It is earnings season, and it already appears to be a pretty strong one with several bellwether banks posting better-than-anticipated numbers. Earnings season is also a time to watch for companies to declare dividends for the upcoming quarter.
Here are three companies that recently raised their dividends and have stocks that look like good buys this month.
JPMorgan Chase & Co (NYSE:JPM) is one of the best dividend stocks you can buy, and it just got a little better. In September, the nation’s largest bank raised its dividend from $1 to $1.05 per share — a 5% increase. This is the 13th straight year the firm has boosted its annual dividend payout.
Several factors make JPMorgan Chase a particularly reliable dividend stock. For starters, it has an excellent dividend yield of 2.9%, which is higher than the 1.57% average dividend yield on the S&P 500. More importantly, it has what CEO Jamie Dimon describes as a fortress balance sheet, which allows it to consistently fund its dividend and navigate difficult markets better than its competitors.

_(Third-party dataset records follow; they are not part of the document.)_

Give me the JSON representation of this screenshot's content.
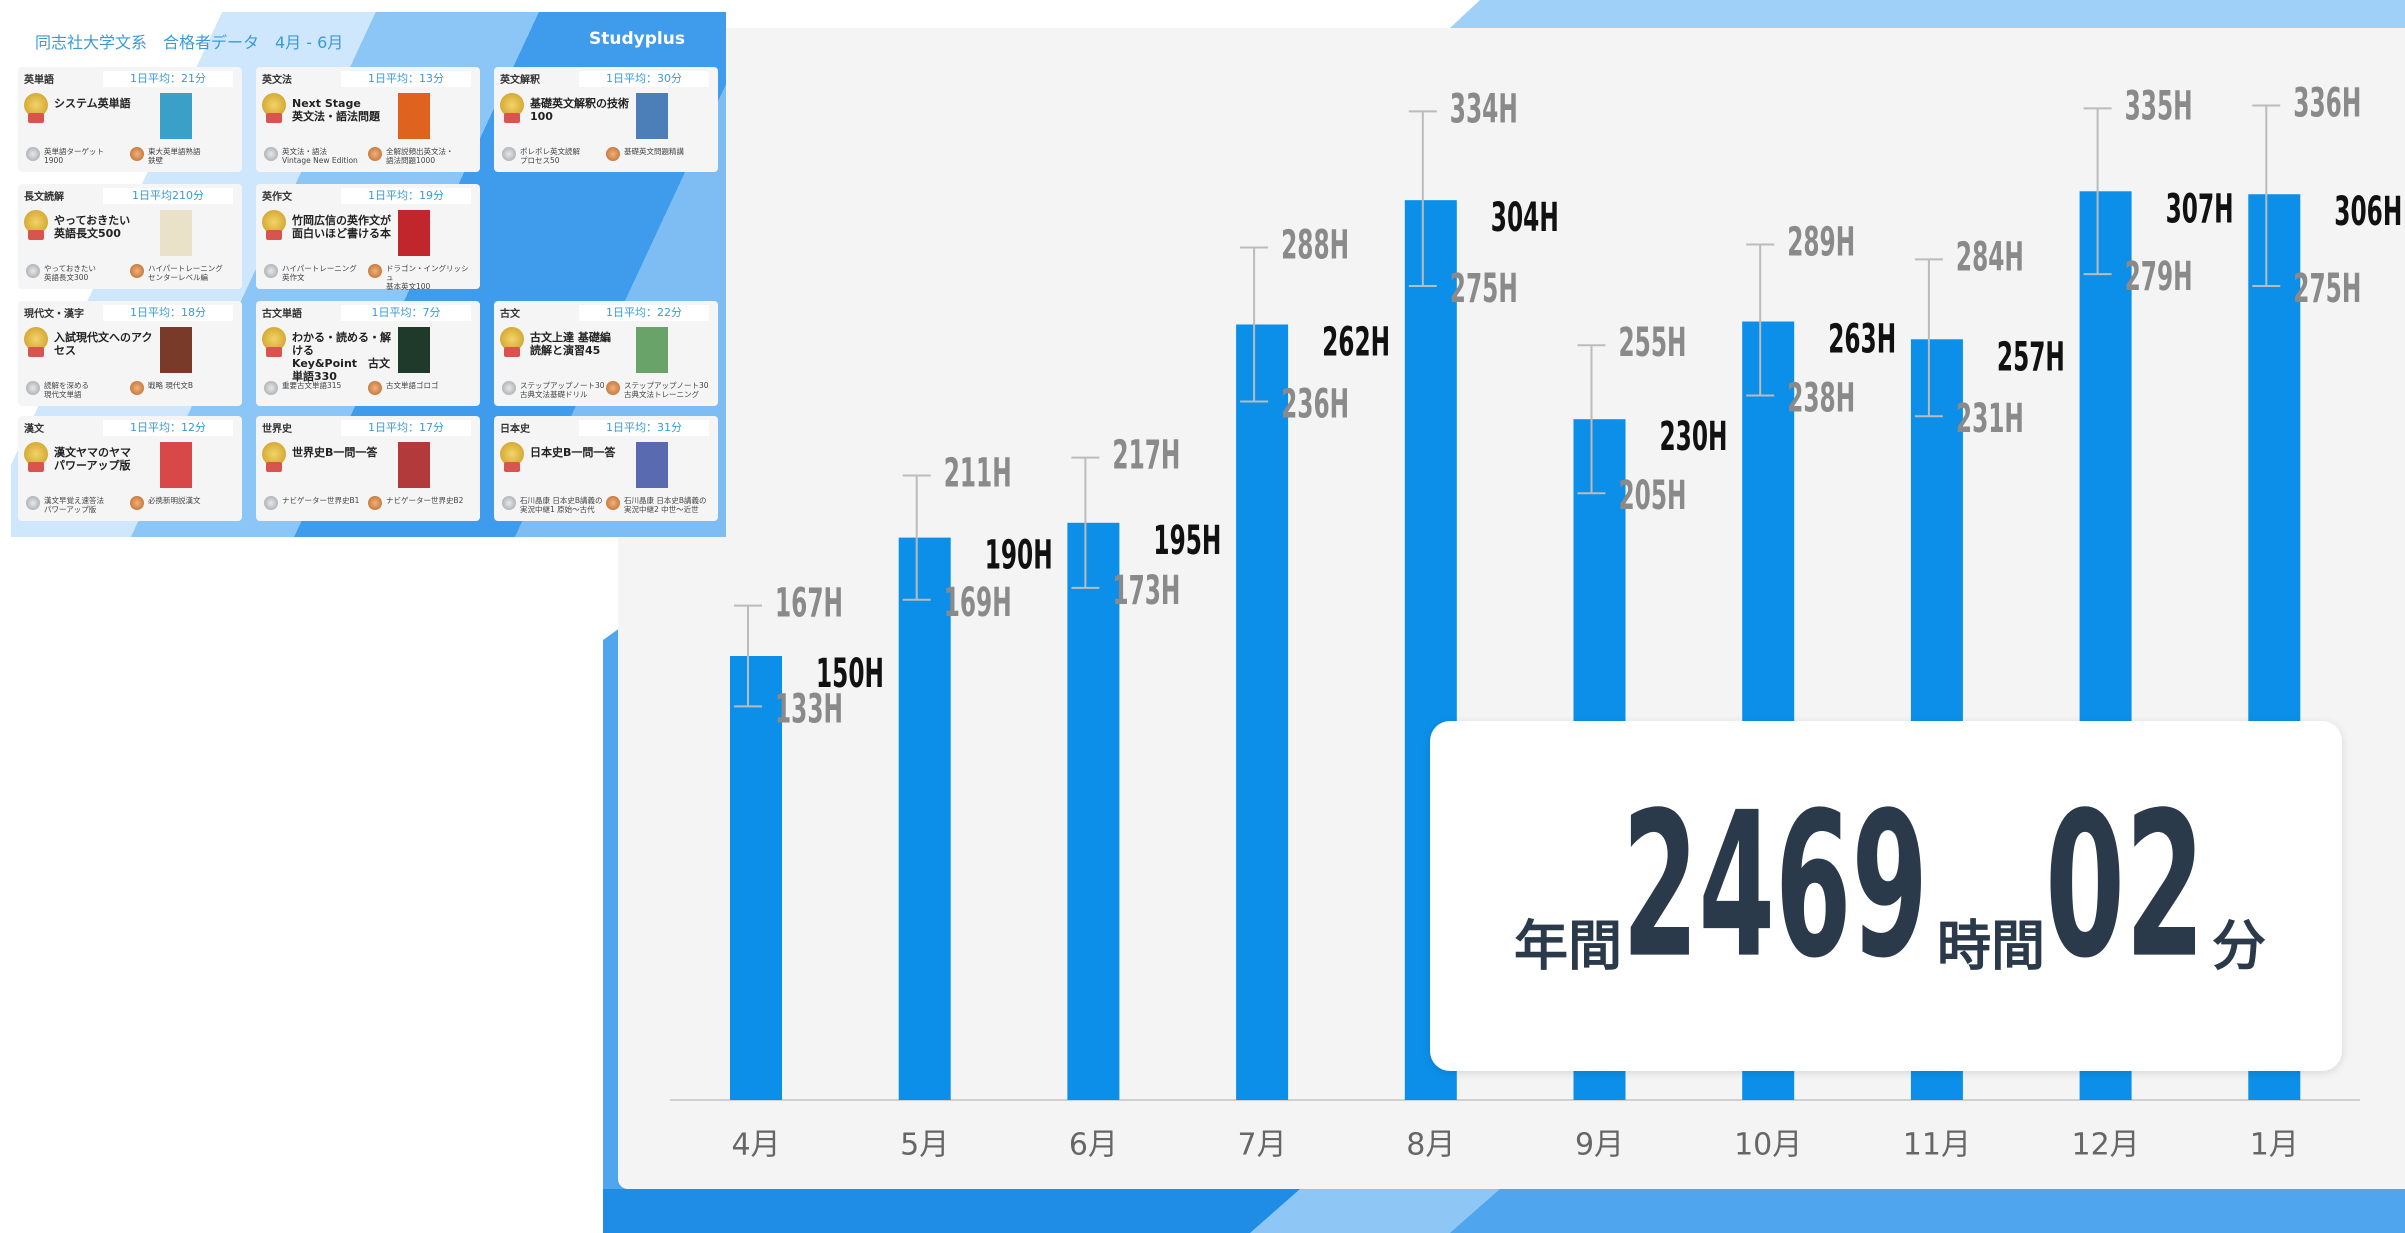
{
  "chart_data": {
    "type": "bar",
    "categories": [
      "4月",
      "5月",
      "6月",
      "7月",
      "8月",
      "9月",
      "10月",
      "11月",
      "12月",
      "1月"
    ],
    "values": [
      150,
      190,
      195,
      262,
      304,
      230,
      263,
      257,
      307,
      306
    ],
    "value_labels": [
      "150H",
      "190H",
      "195H",
      "262H",
      "304H",
      "230H",
      "263H",
      "257H",
      "307H",
      "306H"
    ],
    "upper": [
      167,
      211,
      217,
      288,
      334,
      255,
      289,
      284,
      335,
      336
    ],
    "upper_labels": [
      "167H",
      "211H",
      "217H",
      "288H",
      "334H",
      "255H",
      "289H",
      "284H",
      "335H",
      "336H"
    ],
    "lower": [
      133,
      169,
      173,
      236,
      275,
      205,
      238,
      231,
      279,
      275
    ],
    "lower_labels": [
      "133H",
      "169H",
      "173H",
      "236H",
      "275H",
      "205H",
      "238H",
      "231H",
      "279H",
      "275H"
    ],
    "color": "#0b8fe8",
    "ylim": [
      0,
      350
    ]
  },
  "total": {
    "prefix": "年間",
    "hours": "2469",
    "hours_unit": "時間",
    "minutes": "02",
    "minutes_unit": "分"
  },
  "panel": {
    "title": "同志社大学文系　合格者データ　4月 - 6月",
    "logo": "Studyplus",
    "cards": [
      {
        "category": "英単語",
        "average": "1日平均：21分",
        "first": "システム英単語",
        "second": "英単語ターゲット\n1900",
        "third": "東大英単語熟語\n鉄壁"
      },
      {
        "category": "英文法",
        "average": "1日平均：13分",
        "first": "Next Stage\n英文法・語法問題",
        "second": "英文法・語法\nVintage New Edition",
        "third": "全解説頻出英文法・\n語法問題1000"
      },
      {
        "category": "英文解釈",
        "average": "1日平均：30分",
        "first": "基礎英文解釈の技術100",
        "second": "ポレポレ英文読解\nプロセス50",
        "third": "基礎英文問題精講"
      },
      {
        "category": "長文読解",
        "average": "1日平均210分",
        "first": "やっておきたい\n英語長文500",
        "second": "やっておきたい\n英語長文300",
        "third": "ハイパートレーニング\nセンターレベル編"
      },
      {
        "category": "英作文",
        "average": "1日平均：19分",
        "first": "竹岡広信の英作文が\n面白いほど書ける本",
        "second": "ハイパートレーニング\n英作文",
        "third": "ドラゴン・イングリッシュ\n基本英文100"
      },
      {
        "category": "現代文・漢字",
        "average": "1日平均：18分",
        "first": "入試現代文へのアクセス",
        "second": "読解を深める\n現代文単語",
        "third": "戦略 現代文B"
      },
      {
        "category": "古文単語",
        "average": "1日平均：7分",
        "first": "わかる・読める・解ける\nKey&Point　古文単語330",
        "second": "重要古文単語315",
        "third": "古文単語ゴロゴ"
      },
      {
        "category": "古文",
        "average": "1日平均：22分",
        "first": "古文上達 基礎編\n読解と演習45",
        "second": "ステップアップノート30\n古典文法基礎ドリル",
        "third": "ステップアップノート30\n古典文法トレーニング"
      },
      {
        "category": "漢文",
        "average": "1日平均：12分",
        "first": "漢文ヤマのヤマ\nパワーアップ版",
        "second": "漢文早覚え速答法\nパワーアップ版",
        "third": "必携新明説漢文"
      },
      {
        "category": "世界史",
        "average": "1日平均：17分",
        "first": "世界史B一問一答",
        "second": "ナビゲーター世界史B1",
        "third": "ナビゲーター世界史B2"
      },
      {
        "category": "日本史",
        "average": "1日平均：31分",
        "first": "日本史B一問一答",
        "second": "石川晶康 日本史B講義の\n実況中継1 原始～古代",
        "third": "石川晶康 日本史B講義の\n実況中継2 中世～近世"
      }
    ]
  }
}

The bank had a blowout third quarter, beating earnings estimates and posting a 22% year-over-year increase in revenue to $41.7 billion and a 35% jump in net income to $13.2 billion. It also lowered its efficiency, or overhead, ratio to 55%, from 59% a year ago in the third quarter, and raised its common equity tier 1 (CET1) ratio to 14.3% from 12.5% a year ago.
The CET1 is a measure of a bank’s liquidity. The fact that JPMorgan’s CET1 is way above the regulatory minimum is another good sign that it can keep funding its dividend. A low 24% dividend payout ratio, which measures the percentage of a firm’s earnings paid out to shareholders in the form of dividends, is also a good sign.
McDonald’s Corp (NYSE:MCD) has been another reliable dividend stock over the years, and it just raised its payout again earlier this month. The fast-food chain declared a quarterly dividend of $1.67 per share for the fourth quarter, which is a 10% increase over the previous quarter. It also has a solid, above-average yield of 2.6% with a payout ratio of about 54%.
McDonald’s is a company that has long been dedicated to increasing its dividend, as it has done so for 47 consecutive years. There are only about 50 stocks that have longer streaks, and when McDonald’s hits 50 years, it will join the illustrious group of Dividend Kings.
The company said the latest dividend increase reflects its confidence in its “Accelerating the Arches” growth strategy, a recent initiative focused on driving long-term growth for shareholders. That strategy led to an increase in global comparable sales growth of 11.7% in the second quarter, led by strong international growth. Revenue spiked 14% year over year while net income surged 94% in the quarter.
Third-quarter earnings are scheduled to be released on Oct. 30, but analysts are bullish on the stock, with a consensus price target that’s 28% over the current price of $262 per share.
Most people wouldn’t consider the technology giant Microsoft Corp (NASDAQ:MSFT) a dividend stock, but it has been remarkably consistent over the years in boosting its payout. In September, the company increased its dividend by 10% to 75 cents per share, marking the 18th consecutive year that it has boosted its annual dividend payout. Over the past five years, Microsoft has averaged a 10% dividend increase per year.
Microsoft has a low yield of 0.91%, which is below the average on the S&P 500. However, its benefits as a dividend stock go beyond the payout. As noted, it has regularly and reliably increased its dividend over the past two decades and has a low and manageable payout ratio of 27%.
More importantly, with Microsoft, you are investing in one of the largest companies in the world by market capitalization — and one that has consistently delivered an average annualized return of 25.3% over the past 10 years as of Oct. 19.
If you had reinvested the company’s dividend into its stock, you would’ve seen a 27.4% annualized return over that same period. When you add that type of capital appreciation to the dividend, it makes it a compelling buy.
Disclaimer: All investments involve risk. In no way should this article be taken as investment advice or constitute responsibility for investment gains or losses. The information in this report should not be relied upon for investment decisions. All investors must conduct their own due diligence and consult their own investment advisors in making trading decisions.